To make frosting: In a bowl, whisk sugar, milk and beetroot powder until thick but smooth. Drizzle frosting over hand pies and top with chopped walnuts. Cool for 15 minutes, or until frosting is set.
Walnut Chorizo Pizza Bites
Walnut Chorizo:
1 1/2 cups California walnuts
1 cup pinto beans, drained and rinsed
2 tablespoons lime juice
1 teaspoon smoked paprika
1/2 teaspoon dried oregano
1/2 teaspoon cumin
1/2 teaspoon chipotle powder
1/2 teaspoon salt
1/4 teaspoon garlic powder
1 tablespoon olive oil
Pizza Bites:
3 tablespoons olive oil
1 cup sliced sweet onion
5 mini bagels
1 large zucchini, sliced 1/2 inch (10 slices)
1 cup marinara sauce
1 cup walnut chorizo
1/2 cup crumbled goat cheese
1/2 cup chopped basil
To make walnut chorizo: In a food processor, pulse walnuts until finely crumbled.

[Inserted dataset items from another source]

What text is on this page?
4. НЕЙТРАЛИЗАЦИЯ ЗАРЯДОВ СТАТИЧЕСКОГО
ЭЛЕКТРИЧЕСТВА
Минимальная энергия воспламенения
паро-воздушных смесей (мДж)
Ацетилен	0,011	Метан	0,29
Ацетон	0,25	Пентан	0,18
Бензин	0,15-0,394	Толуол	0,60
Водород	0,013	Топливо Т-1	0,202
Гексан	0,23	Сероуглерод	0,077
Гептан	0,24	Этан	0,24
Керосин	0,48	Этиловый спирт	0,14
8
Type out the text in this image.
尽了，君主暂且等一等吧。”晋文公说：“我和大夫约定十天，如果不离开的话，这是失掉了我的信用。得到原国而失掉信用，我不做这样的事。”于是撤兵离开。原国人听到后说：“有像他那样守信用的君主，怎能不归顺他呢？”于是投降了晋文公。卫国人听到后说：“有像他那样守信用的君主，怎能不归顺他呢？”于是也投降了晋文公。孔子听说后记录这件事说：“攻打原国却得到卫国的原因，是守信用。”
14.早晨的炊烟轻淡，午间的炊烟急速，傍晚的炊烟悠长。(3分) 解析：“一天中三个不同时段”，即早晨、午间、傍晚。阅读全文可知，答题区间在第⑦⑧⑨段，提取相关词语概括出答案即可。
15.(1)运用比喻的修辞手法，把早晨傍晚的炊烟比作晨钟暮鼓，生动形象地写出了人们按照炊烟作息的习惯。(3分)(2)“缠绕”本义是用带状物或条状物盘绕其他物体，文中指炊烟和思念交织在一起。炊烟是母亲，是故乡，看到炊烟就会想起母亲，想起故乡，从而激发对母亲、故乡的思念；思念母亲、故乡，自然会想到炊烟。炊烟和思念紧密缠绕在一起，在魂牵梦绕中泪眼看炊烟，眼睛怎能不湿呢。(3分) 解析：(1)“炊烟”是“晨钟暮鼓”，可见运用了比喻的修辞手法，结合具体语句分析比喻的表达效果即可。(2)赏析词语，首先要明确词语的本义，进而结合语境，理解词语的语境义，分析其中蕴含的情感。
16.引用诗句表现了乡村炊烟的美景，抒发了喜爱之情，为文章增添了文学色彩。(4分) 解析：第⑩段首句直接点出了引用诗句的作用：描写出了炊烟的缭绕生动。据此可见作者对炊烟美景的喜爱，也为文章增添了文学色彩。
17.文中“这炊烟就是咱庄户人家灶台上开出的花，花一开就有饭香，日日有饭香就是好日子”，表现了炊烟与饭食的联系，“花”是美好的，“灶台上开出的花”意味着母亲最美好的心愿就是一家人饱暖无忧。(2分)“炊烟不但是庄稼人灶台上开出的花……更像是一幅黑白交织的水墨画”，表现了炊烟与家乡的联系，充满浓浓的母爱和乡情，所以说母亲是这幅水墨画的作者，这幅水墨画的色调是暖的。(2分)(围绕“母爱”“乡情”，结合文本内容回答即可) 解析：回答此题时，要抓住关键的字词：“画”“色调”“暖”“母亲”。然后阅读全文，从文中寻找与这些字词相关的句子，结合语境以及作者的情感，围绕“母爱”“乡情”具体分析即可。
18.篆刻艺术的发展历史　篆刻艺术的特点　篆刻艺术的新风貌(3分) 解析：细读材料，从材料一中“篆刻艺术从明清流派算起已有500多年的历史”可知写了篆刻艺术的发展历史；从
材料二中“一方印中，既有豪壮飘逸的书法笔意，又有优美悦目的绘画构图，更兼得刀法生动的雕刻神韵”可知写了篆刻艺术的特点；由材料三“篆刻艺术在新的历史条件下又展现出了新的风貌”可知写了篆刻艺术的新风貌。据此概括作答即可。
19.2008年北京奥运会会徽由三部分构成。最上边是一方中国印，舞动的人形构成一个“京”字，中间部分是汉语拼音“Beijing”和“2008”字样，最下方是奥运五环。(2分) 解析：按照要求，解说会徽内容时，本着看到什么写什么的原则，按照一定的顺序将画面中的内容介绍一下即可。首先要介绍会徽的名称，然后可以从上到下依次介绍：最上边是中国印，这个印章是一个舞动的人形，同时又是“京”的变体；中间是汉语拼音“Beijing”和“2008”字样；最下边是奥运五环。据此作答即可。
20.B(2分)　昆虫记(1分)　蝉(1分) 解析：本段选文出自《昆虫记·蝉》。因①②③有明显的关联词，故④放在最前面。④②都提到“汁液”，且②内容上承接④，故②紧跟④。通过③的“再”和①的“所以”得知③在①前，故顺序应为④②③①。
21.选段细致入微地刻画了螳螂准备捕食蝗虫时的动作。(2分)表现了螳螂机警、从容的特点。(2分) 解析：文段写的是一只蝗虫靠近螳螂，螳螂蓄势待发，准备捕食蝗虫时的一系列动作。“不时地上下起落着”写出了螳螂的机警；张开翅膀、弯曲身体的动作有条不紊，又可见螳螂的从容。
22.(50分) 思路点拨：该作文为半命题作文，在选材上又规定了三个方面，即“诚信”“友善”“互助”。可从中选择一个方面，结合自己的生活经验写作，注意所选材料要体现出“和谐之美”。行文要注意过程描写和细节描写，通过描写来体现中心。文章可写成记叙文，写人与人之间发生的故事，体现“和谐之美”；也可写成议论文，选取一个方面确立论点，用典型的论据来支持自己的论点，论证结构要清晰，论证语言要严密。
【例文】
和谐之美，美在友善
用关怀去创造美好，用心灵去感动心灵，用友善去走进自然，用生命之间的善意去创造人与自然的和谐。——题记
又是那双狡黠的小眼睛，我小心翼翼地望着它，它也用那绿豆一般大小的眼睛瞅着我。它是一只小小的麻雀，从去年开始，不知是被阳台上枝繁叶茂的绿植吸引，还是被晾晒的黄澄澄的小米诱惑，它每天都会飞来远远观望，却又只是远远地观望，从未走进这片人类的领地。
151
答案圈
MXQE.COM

Transfer to a mixing bowl.
In a food processor, pulse pinto beans, lime juice, paprika, oregano, cumin, chipotle powder, salt and garlic powder until mixture resembles ground meat. Stir bean mixture with walnut pieces.
In a medium skillet over medium heat, heat olive oil. Add walnut chorizo and cook 5-7 minutes until lightly browned, using spatula to break into crumbles.
To make pizza bites: In a pan over medium heat, heat olive oil and add onion. Cook, stirring occasionally, 15-20 minutes until onion is soft and golden brown.
Preheat the oven to 375 F. Line two baking sheets with parchment paper. Halve bagels and place on a baking sheet. Place zucchini slices on a second baking sheet.
Top each bagel and zucchini slice with 1 tablespoon marinara; spread with the back of the spoon. Add 1 tablespoon walnut chorizo crumbles to each bagel and zucchini slice. Sprinkle it with caramelized onion and goat cheese.
Bake for 10 minutes.
Cool for 5 minutes on baking sheets. Top with basil.